House Speaker Nancy Pelosi, responding to Republican criticism of closed-door meetings on healthcare legislation, said that she would strive for transparency as Democrats began their final push for a bill. President Barack Obama met with top House and Senate Democrats and urged them to move quickly in blending the healthcare bills passed by each chamber late last year. White House staff plan to meet as soon as Wednesday with House and Senate staff to begin discussin key differences, and House leaders plan to return to the White House Wednesday, the Wall Street Journal reports.
More than 3 million Illinois residents, particularly those who buy health insurance on their own or get it from a small employer, will have the right to get their denied medical claims reviewed by an independent health expert under legislation signed into law by Gov. Pat Quinn, the Chicago Tribune reports. The bill allows consumers in state-regulated health plans who are denied a medical claim to request a review by a physician who is independent of the insurance company and at the plan's expense.
Hill Physicians Medical Group announced that UCSF Medical Group's physicians are now affiliated with Hill, following the successful completion of a transition plan announced last August. The affiliation took effect Jan. 1, and added more than 500 doctors to Hill's previous roster of 300 primary care doctors in San Francisco. The affiliation came after UCSF Medical Group and San Francisco's Brown & Toland Medical Group ended a long-running partnership in 2009.
Mount Sinai Medical Center's cardiovascular program has entered into a collaborative partnership with New York City-based Columbia University Medical Center. Seven physicians at Mount Sinai, in Miami Beach, have become faculty members at Columbia. Physicians from Mount Sinai and Columbia are regularly traveling for visits and engaged in conferences about patient care, clinical trials, improving operations and training residents, Mount Sinai President and CEO Steven Sonenreich told the South Florida Business Journal.

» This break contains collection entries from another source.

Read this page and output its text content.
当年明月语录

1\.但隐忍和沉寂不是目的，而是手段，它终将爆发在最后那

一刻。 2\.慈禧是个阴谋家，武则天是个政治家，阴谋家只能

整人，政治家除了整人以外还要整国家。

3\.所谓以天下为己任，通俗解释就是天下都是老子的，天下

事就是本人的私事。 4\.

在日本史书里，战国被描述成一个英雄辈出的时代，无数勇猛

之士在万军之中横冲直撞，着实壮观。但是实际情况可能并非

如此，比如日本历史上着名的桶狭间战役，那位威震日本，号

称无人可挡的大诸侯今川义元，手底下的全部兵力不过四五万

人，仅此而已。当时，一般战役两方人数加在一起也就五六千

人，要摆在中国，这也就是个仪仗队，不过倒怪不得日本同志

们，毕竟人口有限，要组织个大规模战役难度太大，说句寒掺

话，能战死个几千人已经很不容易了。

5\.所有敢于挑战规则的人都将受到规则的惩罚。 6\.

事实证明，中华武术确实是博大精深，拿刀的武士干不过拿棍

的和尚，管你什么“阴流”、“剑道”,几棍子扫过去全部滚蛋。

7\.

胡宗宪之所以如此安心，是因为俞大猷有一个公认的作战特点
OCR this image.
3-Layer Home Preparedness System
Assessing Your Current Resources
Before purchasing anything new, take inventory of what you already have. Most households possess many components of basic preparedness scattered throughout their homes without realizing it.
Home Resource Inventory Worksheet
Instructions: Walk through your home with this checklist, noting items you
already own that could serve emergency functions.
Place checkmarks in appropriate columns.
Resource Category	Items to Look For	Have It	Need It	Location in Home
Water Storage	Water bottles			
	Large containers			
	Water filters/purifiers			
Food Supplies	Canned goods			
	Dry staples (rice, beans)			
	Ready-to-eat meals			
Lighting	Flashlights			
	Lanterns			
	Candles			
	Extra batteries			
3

About 20% of the claims that Kansas City-area hospitals had submitted to insurers were at least 90 days past due in the middle of last year, according to a report by the Missouri Department of Insurance. The statewide average was about 26%, according to the study, which Gov. Jay Nixon mandated in a Sept. 11 executive order.
The Philadelphia-based American Board of Internal Medicine announced that it has filed a suit against a North Jersey company that provided test preparation for doctors. The suit, alleging copyright infringement and theft of trade secrets, accuses the company of stealing test questions with help from doctors taking the certification tests. The suit was filed against Arora Board Review in Livingston, NJ, its principal Rajender K. Arora, and Anise K. Kachadourian, a practicing physician.